L’inchiesta sulla gestione dei rifiuti del Lazio ha portato a sette arresti. L’accusa e’ di associazione a delinquere finalizzata al traffico di rifiuti
Sette persone sono state arrestate dai carabinieri del Noe di Roma nell’ambito dell’inchiesta sulla gestione dei rifiuti del Lazio: l’accusa è di associazione a delinquere finalizzata al traffico di rifiuti. Tra le persone destinatarie delle ordinanze di custodia cautelare emesse dalla magistratura romana anche il proprietario dell’area della discarica di Malagrotta, Manlio Cerroni, e l’ex presidente della Regione Lazio Bruno Landi. Le accuse sono di associazione a delinquere finalizzata al traffico di rifiuti.

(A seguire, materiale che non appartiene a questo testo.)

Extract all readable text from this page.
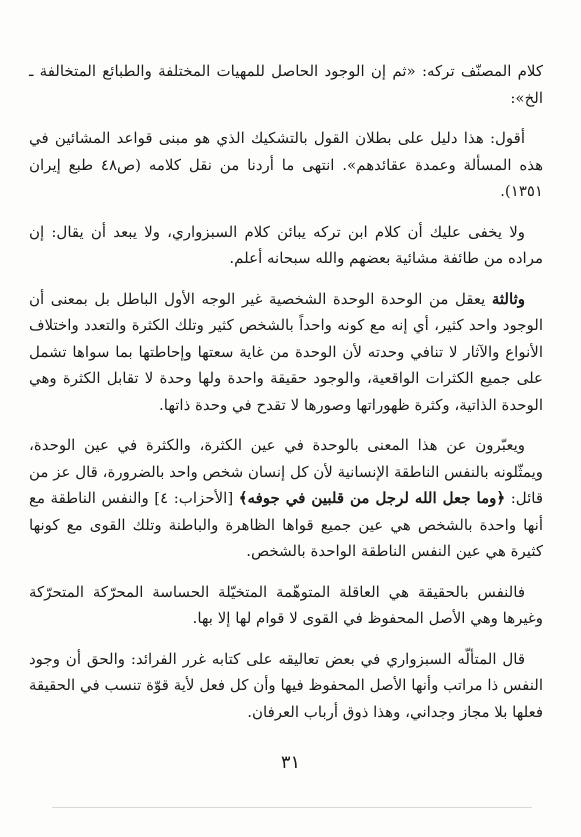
كلام المصنّف تركه: «ثم إن الوجود الحاصل للمهيات المختلفة والطبائع المتخالفة ـ الخ»:

أقول: هذا دليل على بطلان القول بالتشكيك الذي هو مبنى قواعد المشائين في هذه المسألة وعمدة عقائدهم». انتهى ما أردنا من نقل كلامه (ص٤٨ طبع إيران ١٣٥١).

ولا يخفى عليك أن كلام ابن تركه يبائن كلام السبزواري، ولا يبعد أن يقال: إن مراده من طائفة مشائية بعضهم والله سبحانه أعلم.

وثالثة يعقل من الوحدة الوحدة الشخصية غير الوجه الأول الباطل بل بمعنى أن الوجود واحد كثير، أي إنه مع كونه واحداً بالشخص كثير وتلك الكثرة والتعدد واختلاف الأنواع والآثار لا تنافي وحدته لأن الوحدة من غاية سعتها وإحاطتها بما سواها تشمل على جميع الكثرات الواقعية، والوجود حقيقة واحدة ولها وحدة لا تقابل الكثرة وهي الوحدة الذاتية، وكثرة ظهوراتها وصورها لا تقدح في وحدة ذاتها.

ويعبّرون عن هذا المعنى بالوحدة في عين الكثرة، والكثرة في عين الوحدة، ويمثّلونه بالنفس الناطقة الإنسانية لأن كل إنسان شخص واحد بالضرورة، قال عز من قائل: ﴿وما جعل الله لرجل من قلبين في جوفه﴾ [الأحزاب: ٤] والنفس الناطقة مع أنها واحدة بالشخص هي عين جميع قواها الظاهرة والباطنة وتلك القوى مع كونها كثيرة هي عين النفس الناطقة الواحدة بالشخص.

فالنفس بالحقيقة هي العاقلة المتوهّمة المتخيّلة الحساسة المحرّكة المتحرّكة وغيرها وهي الأصل المحفوظ في القوى لا قوام لها إلا بها.

قال المتألّه السبزواري في بعض تعاليقه على كتابه غرر الفرائد: والحق أن وجود النفس ذا مراتب وأنها الأصل المحفوظ فيها وأن كل فعل لأية قوّة تنسب في الحقيقة فعلها بلا مجاز وجداني، وهذا ذوق أرباب العرفان.

٣١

Gli altri arrestati sono Luca Fegatelli, fino al 2010 a capo della Direzione regionale Energia, il manager Francesco Rando, l’imprenditore Piero Giovi, inoltre Raniero De Filippis e Pino Sicignano. Le indagini sono state condotte dai militari del Noe (Nucleo operativo ecologico) diretti dal colonnello Sergio De Caprio, anche noto come ‘Ultimo’ (che nel 1993 catturò Totò Riina), e coordinati dal capitano Pietro Rajola Pescarini.